I like my words to be tightly-wound. These days, I am mad about Soul, Hip-Hop; big sexy chords and the kind of obscene beauty that people like Cory Henry and Jacob Collier are creating.
Are there any new artists you recommend we check out?
I can’t stop listening to The Marcus King Band at the moment. He’s a staggeringly virtuosic Soul/Blues guy in America with a voice that sounds like every kind of heartbreak. Find some live footage on YouTube and get your face melted.
My mates Jack and Katie have a band called Jingo who we’ve gigged with a lot. They are doing some incredibly cool and interesting stuff.
When I was in America with Frank, we toured with the Arkells; who are like the fuc*ing Beatles in Canada but inexplicably unknown over here. They’re one of the best bands I’ve ever seen and their music is pure joy.
If you each had to select the one album that has meant the most to you; which would they be and why?

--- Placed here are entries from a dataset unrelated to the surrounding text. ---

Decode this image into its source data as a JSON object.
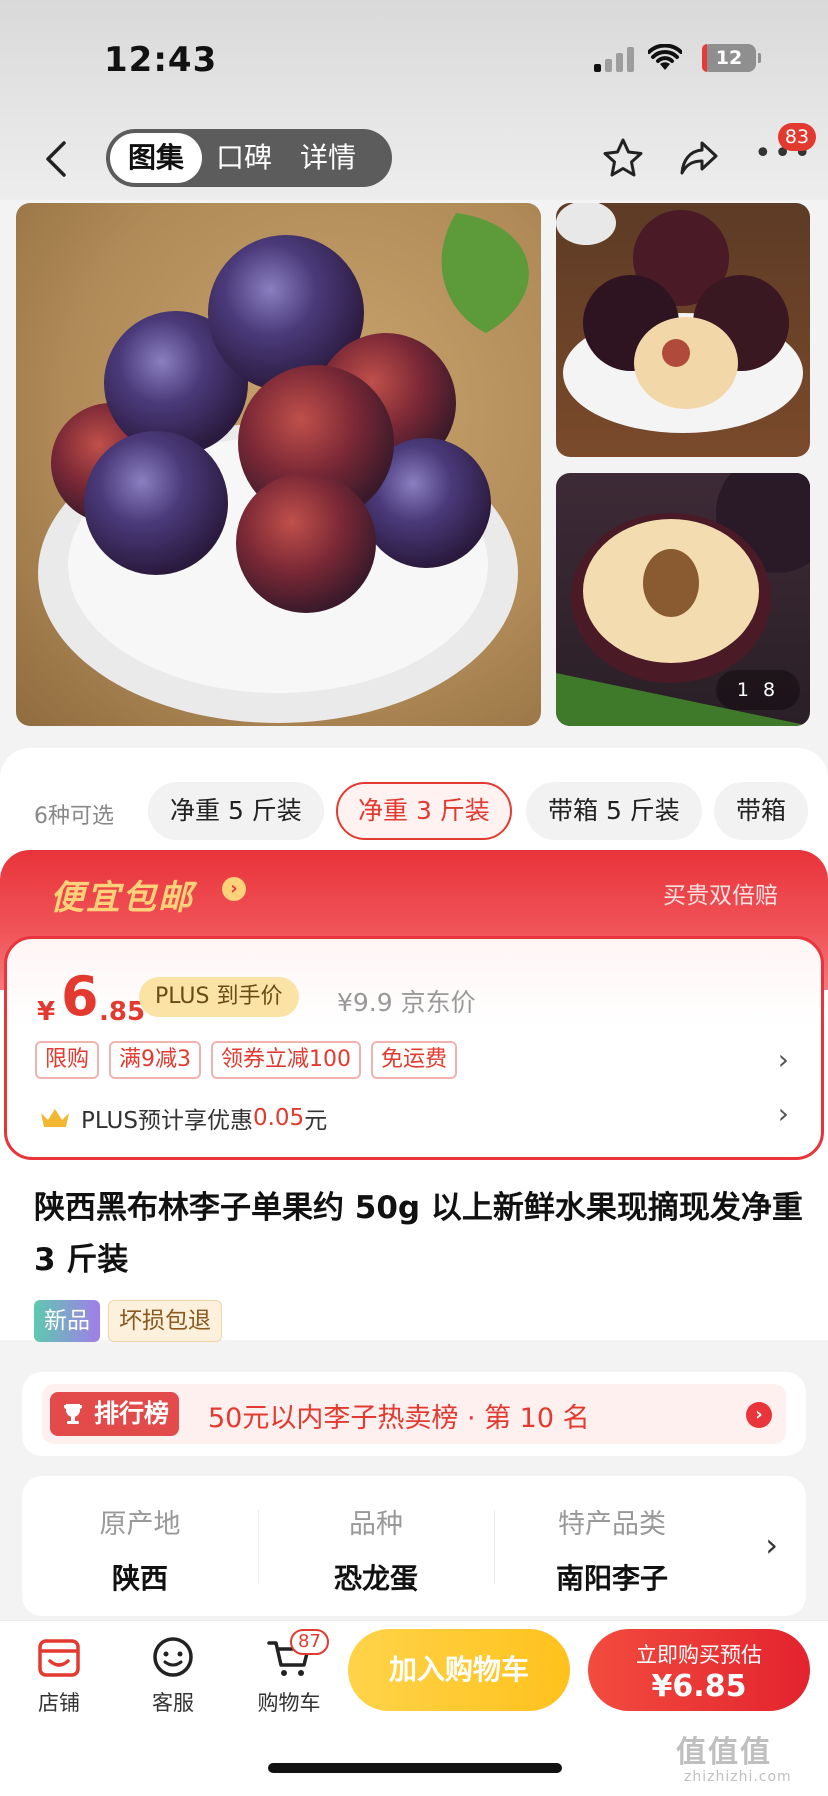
{
  "status_bar": {
    "time": "12:43",
    "battery": "12"
  },
  "nav": {
    "tabs": [
      {
        "label": "图集"
      },
      {
        "label": "口碑"
      },
      {
        "label": "详情"
      }
    ],
    "more_badge": "83"
  },
  "gallery": {
    "counter_current": "1",
    "counter_total": "8"
  },
  "specs": {
    "count_label": "6种可选",
    "options": [
      "净重 5 斤装",
      "净重 3 斤装",
      "带箱 5 斤装",
      "带箱"
    ],
    "selected_index": 1
  },
  "promo": {
    "title": "便宜包邮",
    "right_text": "买贵双倍赔",
    "price_symbol": "¥",
    "price_integer": "6",
    "price_decimal": ".85",
    "plus_pill": "PLUS 到手价",
    "original_price": "¥9.9 京东价",
    "tags": [
      "限购",
      "满9减3",
      "领券立减100",
      "免运费"
    ],
    "plus_text": "PLUS预计享优惠",
    "plus_amount": "0.05",
    "plus_unit": "元"
  },
  "product": {
    "title": "陕西黑布林李子单果约 50g 以上新鲜水果现摘现发净重 3 斤装",
    "badge_new": "新品",
    "badge_return": "坏损包退"
  },
  "ranking": {
    "label": "排行榜",
    "text": "50元以内李子热卖榜 · 第 10 名"
  },
  "attributes": [
    {
      "key": "原产地",
      "value": "陕西"
    },
    {
      "key": "品种",
      "value": "恐龙蛋"
    },
    {
      "key": "特产品类",
      "value": "南阳李子"
    }
  ],
  "bottom_bar": {
    "store_label": "店铺",
    "service_label": "客服",
    "cart_label": "购物车",
    "cart_badge": "87",
    "add_cart_label": "加入购物车",
    "buy_line1": "立即购买预估",
    "buy_line2": "¥6.85"
  },
  "watermark": {
    "text": "值值值",
    "sub": "zhizhizhi.com"
  },
  "colors": {
    "accent": "#e33a30",
    "gold": "#ffd27a",
    "cart_yellow": "#ffc21c"
  }
}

Felix: Who Killed Amanda Palmer.
It was the catalyst for me deciding to take all these mad songs I was writing; leave my old band and just have a go at this brand-new adventure.
The Point of It All is a beautiful, gentle song to a friend with an addiction – and it makes me cry every time.
Tom: Nick Cave – Abattoir Blues/Lyre of Orpheus
Because it fits violence, love; smut, beauty; black humour, sentimentality; snakes, apes; frappuccinos, and flesh into a collection of some – above all – fuc*ing cool songs and it changed my ears at eighteen.
Stuart: Everyone into Position by Oceansize
It’s underscored lots of different happy and sad points in my life; but every time I listen to it, it still takes me back to running across the mountain tops overlooking Osaka Bay.
Ellie: The Dresden Dolls by The Dresden Dolls.
I was sixteen and a bit weird – and the album is a bit weird, beautiful and a huge fu*k-you to the mainstream portrayal of women in music. That’s what it felt like to me: I had never heard or seen anything like it and I was hooked.
I wanted to express myself like Amanda Palmer and I adored the over-the-top theatrical, cabaret nature of their entire output.
Pre-Twitter, and in the days of MSN Messenger, the Dresden Dolls’ elaborate website, complete with a section for hate mail, was an absolute treasure. I am totally taking credit for introducing Felix to Amanda Palmer’s music.
Chris: Paul Simon‘s Graceland.
He sings as though he is involved in the most beautiful conversation.
Tash: Conspiracy of One – The Offspring.
More than any other album I ever listened to, I vividly remember being introduced to it under the table of an utterly crap Warringtonian pub by my pal Josh – as we waited for our parents to finish whatever boring parent thing they were banging on about. It was just such an explosion of raucousness, irreverence; fun and noise, kids making songs you wanted to know all the words to and howl – and I felt instantly, this was the music I had been waiting for.
At thirteen, my analysis probably didn’t really extend beyond that but, on that gravy-soaked northern carpet, I felt like I’d been transported.
Joe: Takk… by Sigur Rós. I saw them in Glasgow in 2005 – before the album was released – and they played Glósóli and it blew my mind. We named our dog Jónsi.
What advice would you give to any new artists starting out right now?
Take your time.
Remember that the audience’s enjoyment is the most important thing. Write songs all the time until you get really good at it. Never forget that it’s supposed to be fun; and then email Frank Turner and he’ll definitely take you on tour with him.
Finally, and for being good sports, you can each name a song and I’ll play it here (not one of yours as I’ll do that).
Felix: Rita Is Gone – The Marcus King Band
Tom: Nice Night – Mass Gothic
Stuart: The Room by The Twilight Sad
Joe: Shaolin Monk Motherfunk by Hiatus Kaiyote
Ellie: Do It With a Rockstar by Amanda Palmer and the Grand Theft Orchestra
It’s sweaty, it’s sexy and it’s glittery. Perfect.